Nielsen’s research into 8,100 consumers in 15 African countries provides a simple snapshot of technology usage and media penetration across an extremely diverse continent
Individuals in Angola, Namibia, Kenya and Botswana are more likely to access the internet, use social media and engage with advanced mobile services than other parts of Africa according to a recent report by Neilson. They are also more likely to use IM, Skype and other online services daily. Out of 15 countries surveyed, these are described as ‘Savvy Consumers’ as opposed to ‘Simple’ or ‘Selective’ ones. Neilson also defines seven socio-economic groups and sees the key differentiator across countries surveyed as interaction with print media, mobile and online media.
The report includes case studies on three individuals, to provide a digestible overview of African consumers today. Patrick is from Nairobi in Kenya, for example and behaves just like any young, professional, consumer in Manhattan. He is passionate about gadgets, loves trying new technology and is happy to take recommendations from his extensive social media network. He is defined as a ‘Trendy Aspirant’ in a ‘Savvy Culture’.
Patrick couldn’t differ more from Nelly, who lives in Kano, Nigeria. Her consuming habits are more like an archetypal 50s housewife, because although she discovers new products through TV and radio jingles, she is happiest taking recommendations from her friends and family. Nelly is identified as a ‘Balanced Senior’ in a ‘Selective Culture’. Finally there is 18-year-old Benjamin from Kinshasa in the Democratic Republic of Congo. He is an ‘Evolving Junior’ in a ‘Simple Culture’ and is like an excited child who always wants to try the next fun thing on the market. At the moment he and his friends are saving for a cool new energy drink that has received an attention-grabbing advert on the radio.
Part of the reason doing business in Africa is such a challenge for many people outside the region is because the continent is so vast and disparate. There is also often a lot of ignorance on the differences between various countries from people in the West. Although this Neilson report is a trifle simplistic and based exclusively on consumers, it does help provide a cohesive overview of the marketplace as a whole. In addition to which, it rams home the point that word of mouth is extremely important in African culture. In the ‘Savvier’ areas this extends to ‘virtual word of mouth’ but recommendations are still highlighted as more key than elsewhere in the world.

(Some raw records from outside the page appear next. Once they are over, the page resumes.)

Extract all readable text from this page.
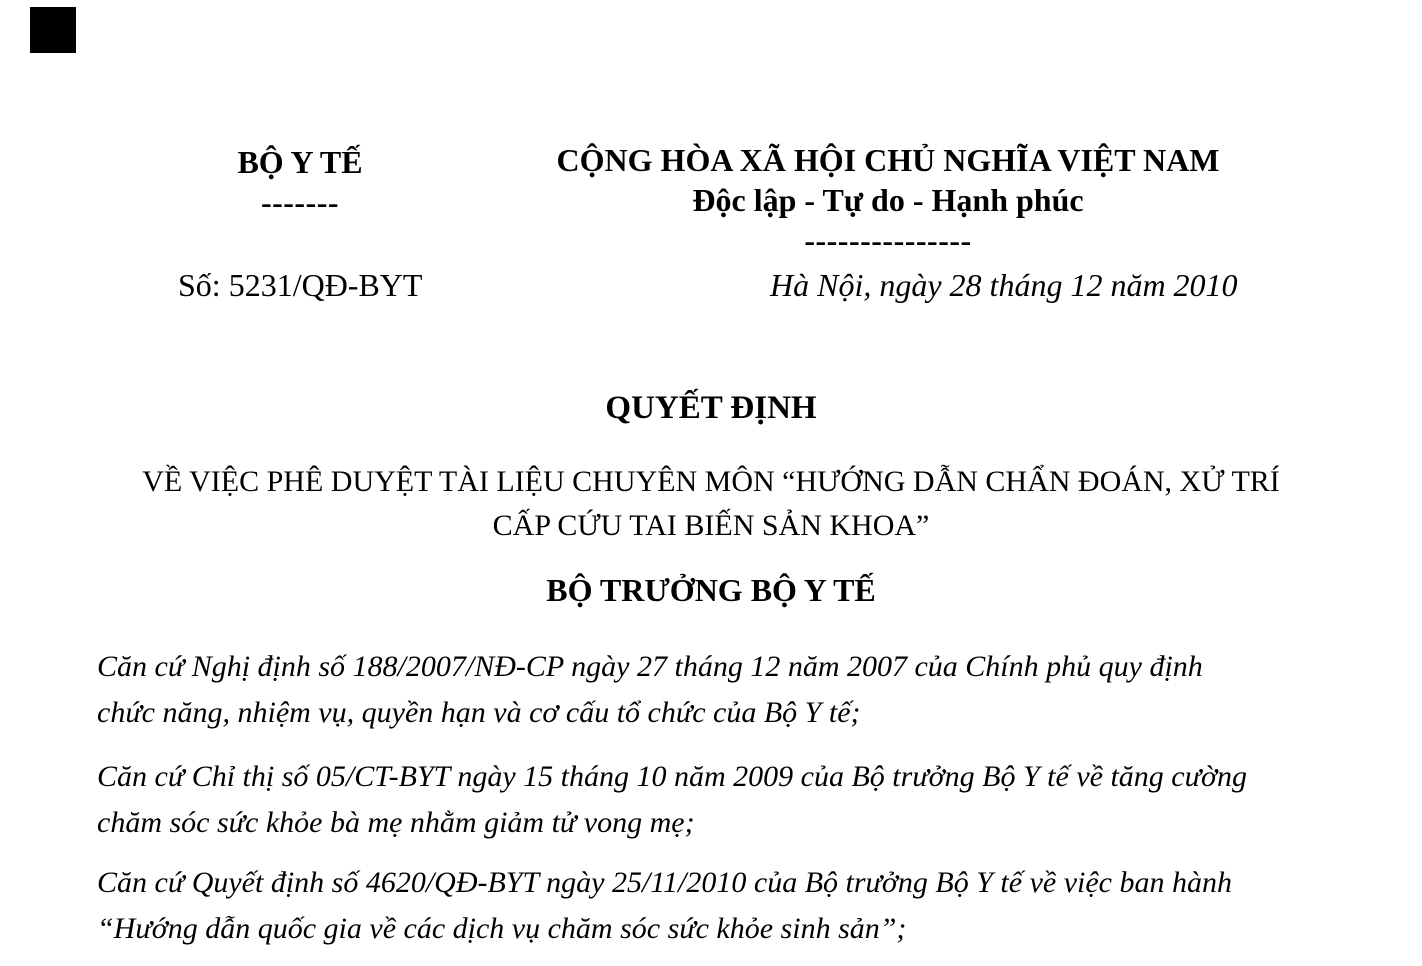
BỘ Y TẾ
-------
CỘNG HÒA XÃ HỘI CHỦ NGHĨA VIỆT NAM
Độc lập - Tự do - Hạnh phúc
---------------
Số: 5231/QĐ-BYT	Hà Nội, ngày 28 tháng 12 năm 2010
QUYẾT ĐỊNH
VỀ VIỆC PHÊ DUYỆT TÀI LIỆU CHUYÊN MÔN “HƯỚNG DẪN CHẨN ĐOÁN, XỬ TRÍ
CẤP CỨU TAI BIẾN SẢN KHOA”
BỘ TRƯỞNG BỘ Y TẾ
Căn cứ Nghị định số 188/2007/NĐ-CP ngày 27 tháng 12 năm 2007 của Chính phủ quy định
chức năng, nhiệm vụ, quyền hạn và cơ cấu tổ chức của Bộ Y tế;
Căn cứ Chỉ thị số 05/CT-BYT ngày 15 tháng 10 năm 2009 của Bộ trưởng Bộ Y tế về tăng cường
chăm sóc sức khỏe bà mẹ nhằm giảm tử vong mẹ;
Căn cứ Quyết định số 4620/QĐ-BYT ngày 25/11/2010 của Bộ trưởng Bộ Y tế về việc ban hành
“Hướng dẫn quốc gia về các dịch vụ chăm sóc sức khỏe sinh sản”;
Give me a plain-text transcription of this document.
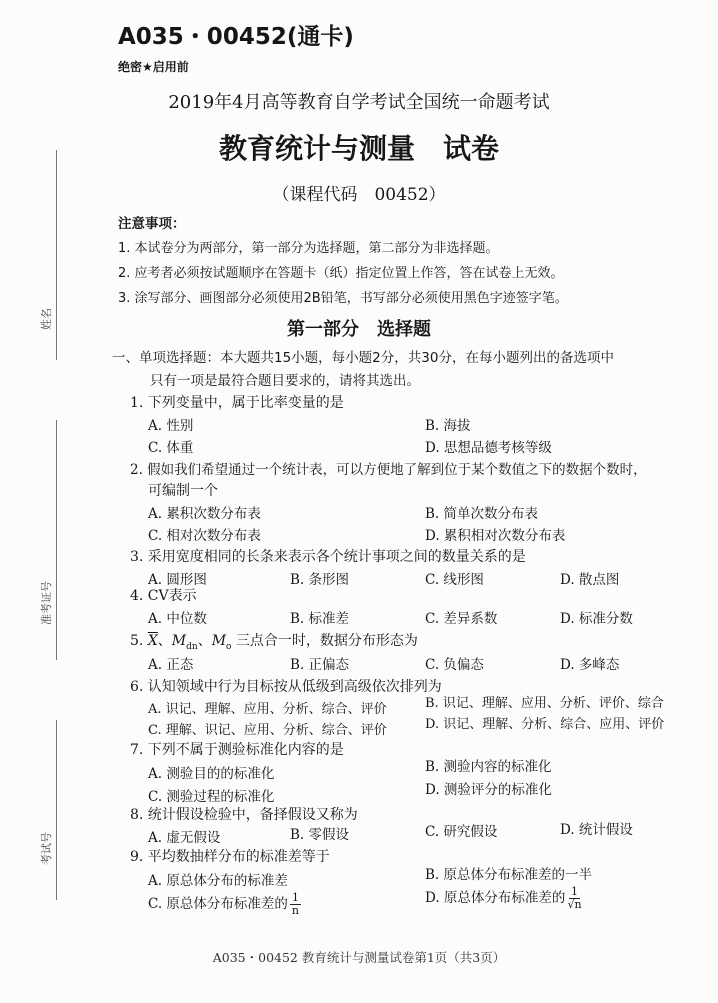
姓名
准考证号
考试号
A035・00452(通卡)
绝密★启用前
2019年4月高等教育自学考试全国统一命题考试
教育统计与测量　试卷
（课程代码　00452）
注意事项：
1. 本试卷分为两部分，第一部分为选择题，第二部分为非选择题。
2. 应考者必须按试题顺序在答题卡（纸）指定位置上作答，答在试卷上无效。
3. 涂写部分、画图部分必须使用2B铅笔，书写部分必须使用黑色字迹签字笔。
第一部分　选择题
一、单项选择题：本大题共15小题，每小题2分，共30分，在每小题列出的备选项中
只有一项是最符合题目要求的，请将其选出。
1. 下列变量中，属于比率变量的是
A. 性别	B. 海拔
C. 体重	D. 思想品德考核等级
2. 假如我们希望通过一个统计表，可以方便地了解到位于某个数值之下的数据个数时，
可编制一个
A. 累积次数分布表	B. 简单次数分布表
C. 相对次数分布表	D. 累积相对次数分布表
3. 采用宽度相同的长条来表示各个统计事项之间的数量关系的是
A. 圆形图	B. 条形图	C. 线形图	D. 散点图
4. CV表示
A. 中位数	B. 标准差	C. 差异系数	D. 标准分数
5. $\overline{X}$、$M_{dn}$、$M_o$ 三点合一时，数据分布形态为
A. 正态	B. 正偏态	C. 负偏态	D. 多峰态
6. 认知领域中行为目标按从低级到高级依次排列为
A. 识记、理解、应用、分析、综合、评价	B. 识记、理解、应用、分析、评价、综合
C. 理解、识记、应用、分析、综合、评价	D. 识记、理解、分析、综合、应用、评价
7. 下列不属于测验标准化内容的是
A. 测验目的的标准化	B. 测验内容的标准化
C. 测验过程的标准化	D. 测验评分的标准化
8. 统计假设检验中，备择假设又称为
A. 虚无假设	B. 零假设	C. 研究假设	D. 统计假设
9. 平均数抽样分布的标准差等于
A. 原总体分布的标准差	B. 原总体分布标准差的一半
C. 原总体分布标准差的 $\frac{1}{n}$	D. 原总体分布标准差的 $\frac{1}{√n}$
A035・00452 教育统计与测量试卷第1页（共3页）
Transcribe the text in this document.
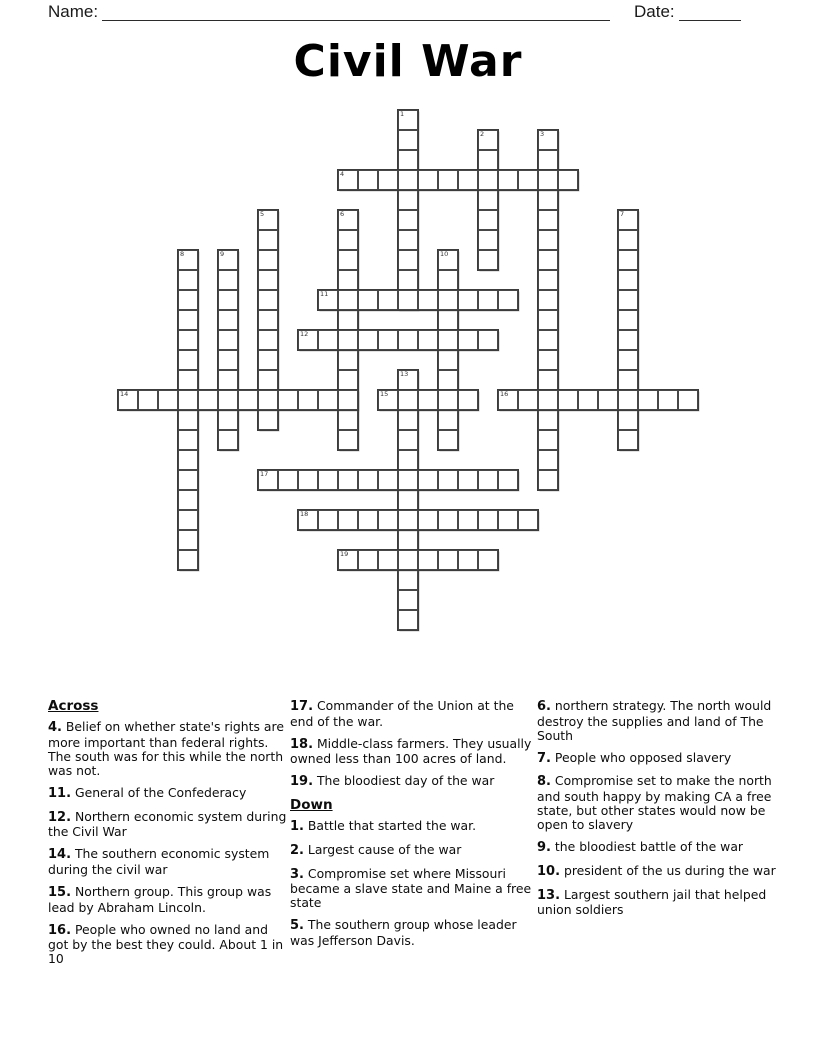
Name:	Date:
Civil War
1
2	3
4
5	6	7
8	9	10
11
12
13
14	15	16
17
18
19
Across
4. Belief on whether state's rights are more important than federal rights. The south was for this while the north was not.
11. General of the Confederacy
12. Northern economic system during the Civil War
14. The southern economic system during the civil war
15. Northern group. This group was lead by Abraham Lincoln.
16. People who owned no land and got by the best they could. About 1 in 10
17. Commander of the Union at the end of the war.
18. Middle-class farmers. They usually owned less than 100 acres of land.
19. The bloodiest day of the war
Down
1. Battle that started the war.
2. Largest cause of the war
3. Compromise set where Missouri became a slave state and Maine a free state
5. The southern group whose leader was Jefferson Davis.
6. northern strategy. The north would destroy the supplies and land of The South
7. People who opposed slavery
8. Compromise set to make the north and south happy by making CA a free state, but other states would now be open to slavery
9. the bloodiest battle of the war
10. president of the us during the war
13. Largest southern jail that helped union soldiers
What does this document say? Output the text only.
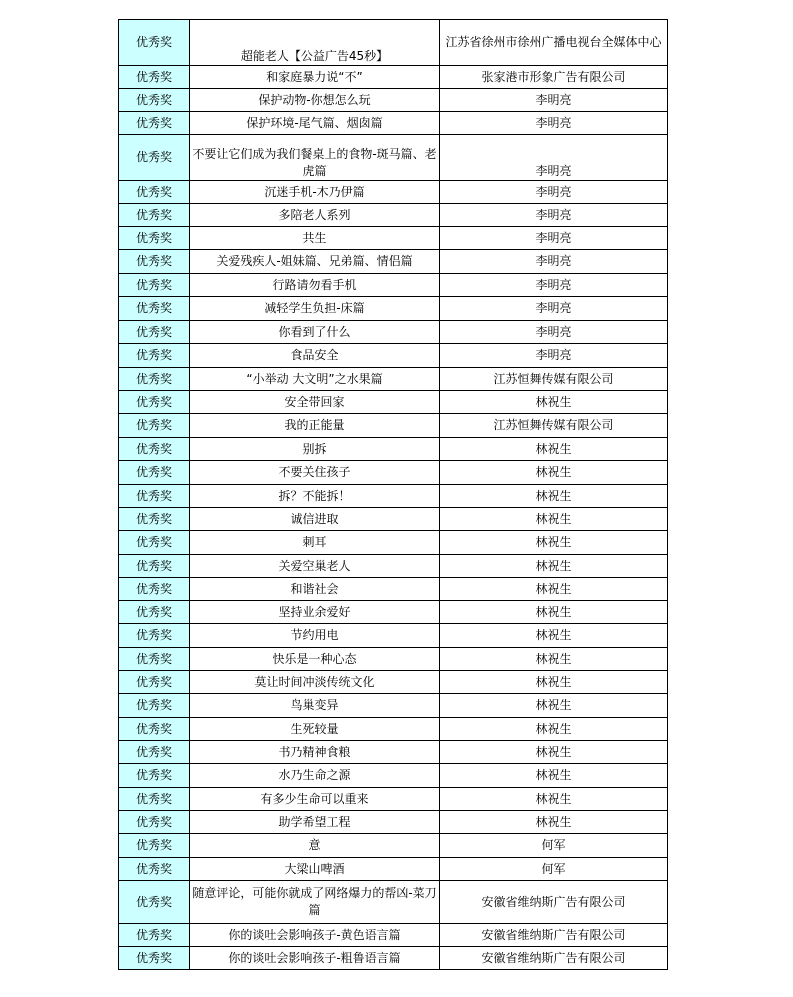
优秀奖	超能老人【公益广告45秒】	江苏省徐州市徐州广播电视台全媒体中心
优秀奖	和家庭暴力说“不”	张家港市形象广告有限公司
优秀奖	保护动物-你想怎么玩	李明亮
优秀奖	保护环境-尾气篇、烟囱篇	李明亮
优秀奖	不要让它们成为我们餐桌上的食物-斑马篇、老虎篇	李明亮
优秀奖	沉迷手机-木乃伊篇	李明亮
优秀奖	多陪老人系列	李明亮
优秀奖	共生	李明亮
优秀奖	关爱残疾人-姐妹篇、兄弟篇、情侣篇	李明亮
优秀奖	行路请勿看手机	李明亮
优秀奖	减轻学生负担-床篇	李明亮
优秀奖	你看到了什么	李明亮
优秀奖	食品安全	李明亮
优秀奖	“小举动 大文明”之水果篇	江苏恒舞传媒有限公司
优秀奖	安全带回家	林祝生
优秀奖	我的正能量	江苏恒舞传媒有限公司
优秀奖	别拆	林祝生
优秀奖	不要关住孩子	林祝生
优秀奖	拆？不能拆！	林祝生
优秀奖	诚信进取	林祝生
优秀奖	刺耳	林祝生
优秀奖	关爱空巢老人	林祝生
优秀奖	和谐社会	林祝生
优秀奖	坚持业余爱好	林祝生
优秀奖	节约用电	林祝生
优秀奖	快乐是一种心态	林祝生
优秀奖	莫让时间冲淡传统文化	林祝生
优秀奖	鸟巢变异	林祝生
优秀奖	生死较量	林祝生
优秀奖	书乃精神食粮	林祝生
优秀奖	水乃生命之源	林祝生
优秀奖	有多少生命可以重来	林祝生
优秀奖	助学希望工程	林祝生
优秀奖	意	何军
优秀奖	大梁山啤酒	何军
优秀奖	随意评论，可能你就成了网络爆力的帮凶-菜刀篇	安徽省维纳斯广告有限公司
优秀奖	你的谈吐会影响孩子-黄色语言篇	安徽省维纳斯广告有限公司
优秀奖	你的谈吐会影响孩子-粗鲁语言篇	安徽省维纳斯广告有限公司
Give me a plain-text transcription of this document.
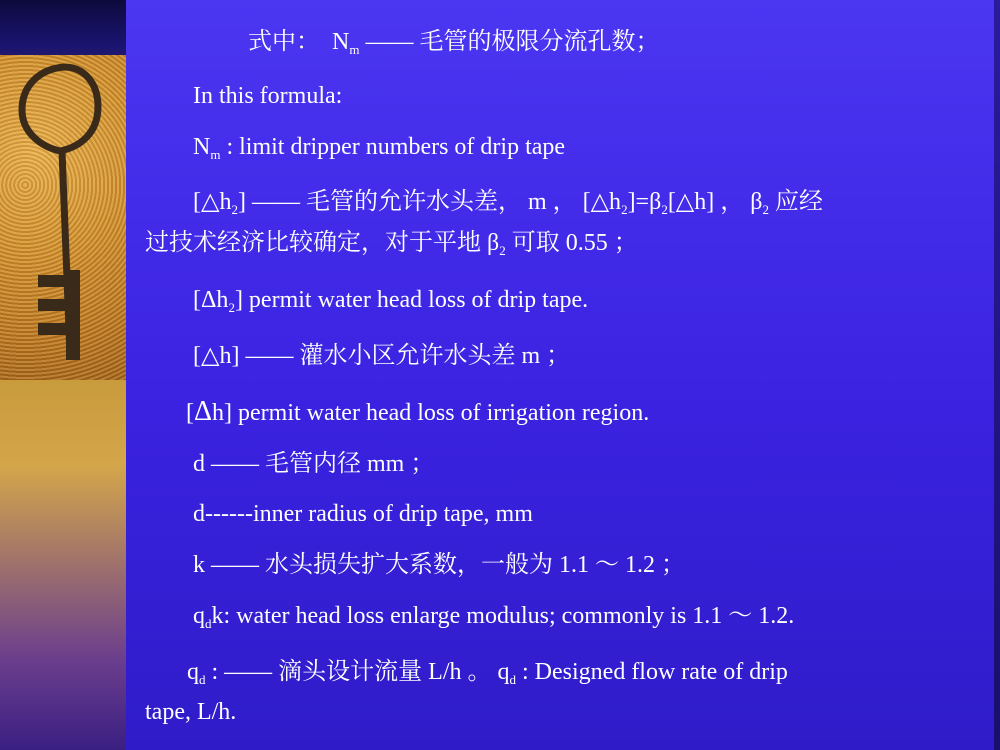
式中：　$N_m$ —— 毛管的极限分流孔数；
In this formula:
$N_m$ : limit dripper numbers of drip tape
$[\triangle h_2]$ —— 毛管的允许水头差， m ， $[\triangle h_2]=\beta_2[\triangle h]$ ， $\beta_2$ 应经
过技术经济比较确定，对于平地 $\beta_2$ 可取 0.55 ；
$[\Delta h_2]$ permit water head loss of drip tape.
[△h] —— 灌水小区允许水头差 m ；
[Δh] permit water head loss of irrigation region.
d —— 毛管内径 mm ；
d------inner radius of drip tape, mm
k —— 水头损失扩大系数，一般为 1.1 ～ 1.2 ；
$q_dk$: water head loss enlarge modulus; commonly is 1.1 ～ 1.2.
$q_d$ : —— 滴头设计流量 L/h 。 $q_d$ : Designed flow rate of drip
tape, L/h.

15 Countries, Three Divisions
Nielsen divides 15 sub-Saharan countries into threemain categories (see map below). These are ‘Savvy’, ‘Selective’ and ‘Simple’ and are not necessarily as you’d imagine based on the economies and importance of the countries included. The result does feel like a blanket overview, but this will be true of anything that breaks down such a large area. Ghana for example is the second largest economy in West Africa, after ‘Selective’ Nigeria, yet it is defined as ‘Simple’. Angola, which is defined as ‘Savvy’, has a huge disparity between rich and poor so this can hardly be the whole picture. Luanda is the most expensive city to live in the world yet nearly two thirds of the population live on less than $2 a day. Interestingly South Africa was not included in the study.
Seven Social Divisions
The report divides the African continent into seven clear socio-economic groups. They range from the wealthiest, ‘Progressive Affluents’ aged 30- 45 who are well-educated and make impulse purchases for quality, through to the poorest, ‘Female Conservatives’, aged 15 - 29 who lag behind in media usage aside from TV and radio. This is certainly a neat way to divide consumers and is clearly different from how a European or North American breakdown would present itself.
For anyone looking to gain an understanding of the African continent, this is unlikely to provide a definitive answer. However, this report is fairly unique and does provide an often surprising overview of the African media and technology environment as a whole.